The People’s Bank of China could hike interest rates in the first quarter of the year, an adviser to the central bank said on Tuesday.

Li Daokui, an adviser to the Chinese central bank, told reporters in Beijing that it would be “understandable” if the central bank raised rates to bolster its fight against inflation, a report in Marketwatch said.

A commodity price boom and fears of an asset bubble have forced Chinese policymakers in recent times to tighten monetary policy. Chinese central bank raised the bank reserve ratio last Friday by half a percentage point to curb the rise in inflation even as rising prices in China was highlighted by the U.S. as a factor affecting the trade imbalances.

A rise in inflation will push up the value of yuan, helping correct the exchange rate imbalance against the U.S. dollar to an extent.
U.S. Treasury Secretary Timothy Geithner had said last week that rising inflation in China will warrant changes in exchange rates which the U.S. believe are skewed in favor of Chinese exporters. However, Chinese President Hu Jintao played down the importance of inflation in assessing yuan's value as well as rejected calls for appreciation of yuan before he embarked on a state visit to the U.S.

Li Daokui said on Tuesday a drop in China’s trade surplus was on the cards.
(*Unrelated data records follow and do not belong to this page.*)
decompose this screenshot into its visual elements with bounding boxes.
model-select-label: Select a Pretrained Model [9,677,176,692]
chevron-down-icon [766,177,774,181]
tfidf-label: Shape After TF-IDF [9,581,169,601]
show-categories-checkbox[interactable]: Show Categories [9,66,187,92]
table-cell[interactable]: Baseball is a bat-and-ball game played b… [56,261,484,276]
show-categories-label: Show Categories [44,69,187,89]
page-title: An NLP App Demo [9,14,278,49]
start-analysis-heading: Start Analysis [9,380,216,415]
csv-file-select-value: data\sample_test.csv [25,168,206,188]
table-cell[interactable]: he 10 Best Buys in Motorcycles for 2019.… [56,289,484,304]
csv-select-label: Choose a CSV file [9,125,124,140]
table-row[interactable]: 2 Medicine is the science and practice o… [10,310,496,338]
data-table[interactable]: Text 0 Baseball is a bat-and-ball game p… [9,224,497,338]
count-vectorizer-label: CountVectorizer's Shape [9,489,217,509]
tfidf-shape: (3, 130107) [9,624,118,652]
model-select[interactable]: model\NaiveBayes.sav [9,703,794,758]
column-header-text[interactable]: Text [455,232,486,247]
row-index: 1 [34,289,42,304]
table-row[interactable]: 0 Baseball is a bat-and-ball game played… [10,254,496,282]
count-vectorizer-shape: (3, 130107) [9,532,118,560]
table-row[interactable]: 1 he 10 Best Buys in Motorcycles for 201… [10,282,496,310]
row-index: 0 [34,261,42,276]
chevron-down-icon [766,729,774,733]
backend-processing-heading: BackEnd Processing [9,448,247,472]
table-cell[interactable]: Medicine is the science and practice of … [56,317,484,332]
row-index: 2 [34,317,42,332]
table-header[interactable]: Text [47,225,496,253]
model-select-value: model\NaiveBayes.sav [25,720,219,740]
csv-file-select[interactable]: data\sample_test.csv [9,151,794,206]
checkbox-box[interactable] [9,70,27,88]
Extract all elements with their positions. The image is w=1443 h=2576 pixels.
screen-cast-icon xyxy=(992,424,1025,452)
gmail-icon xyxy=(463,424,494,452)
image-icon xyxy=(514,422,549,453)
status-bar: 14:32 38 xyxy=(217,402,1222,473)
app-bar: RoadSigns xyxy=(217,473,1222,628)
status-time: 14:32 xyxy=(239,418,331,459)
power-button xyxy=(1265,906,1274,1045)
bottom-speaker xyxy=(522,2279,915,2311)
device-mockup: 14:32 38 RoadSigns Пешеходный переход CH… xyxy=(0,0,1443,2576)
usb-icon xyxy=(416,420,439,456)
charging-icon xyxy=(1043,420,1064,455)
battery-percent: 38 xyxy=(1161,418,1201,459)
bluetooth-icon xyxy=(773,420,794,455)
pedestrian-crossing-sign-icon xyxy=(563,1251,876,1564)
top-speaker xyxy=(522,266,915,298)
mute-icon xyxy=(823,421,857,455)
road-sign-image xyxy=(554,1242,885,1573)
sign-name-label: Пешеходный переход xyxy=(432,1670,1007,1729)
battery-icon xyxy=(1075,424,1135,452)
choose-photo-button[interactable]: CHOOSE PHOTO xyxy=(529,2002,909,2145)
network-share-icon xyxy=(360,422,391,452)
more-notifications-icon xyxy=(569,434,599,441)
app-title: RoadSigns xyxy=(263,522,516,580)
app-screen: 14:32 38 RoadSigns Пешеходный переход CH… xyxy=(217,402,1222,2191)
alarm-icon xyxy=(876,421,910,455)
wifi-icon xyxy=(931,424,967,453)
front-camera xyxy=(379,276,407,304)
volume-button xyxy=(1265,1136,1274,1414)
He said the surplus as a percentage of gross domestic product would have fallen to 3.3 percent as of 2010 from 5.8 percent in the prior year. Marketwatch quoted him as saying that this would further fall to 1 percent this year.

Meanwhile, Chinese premier Wen Jiabao said the government will fight inflation “resolutely” by using multiple monetary policy tools, Bloomberg reported on Tuesday. The premier said the focus would be on targeting 'abnormal' credit growth that spawns excessive liquidity in the fastest-growing major economy of the world.

The Chinese central bank had raised interest rates by 25 basis points to 5.81 percent in December. China stepped off the stimulus route by raising rates in October last year, the first rate hike in nearly three years.

China has also repeatedly told banks to keep away larger deposits as reserves, a move that will cripple banks' capacity to lend. This measure jells with Beijing's broader objective of mopping up stimulus and tightening policy in the long term.

China’s economy grew an average 10.6 percent in the first three quarters of 2010 though signals of a moderation in the pace of growth have risen of late.

As a commodity boom, possible rise in labor costs as well as a highly liquid financial system threaten to drive inflation higher, the focus is on China's monetary tightening policies this year.

The Chinese Communist Party's politburo announced early last month the country will shift to prudent monetary policy in 2011. It was a marked defection from the professed “moderately loose” monetary policy followed by the government since late 2008.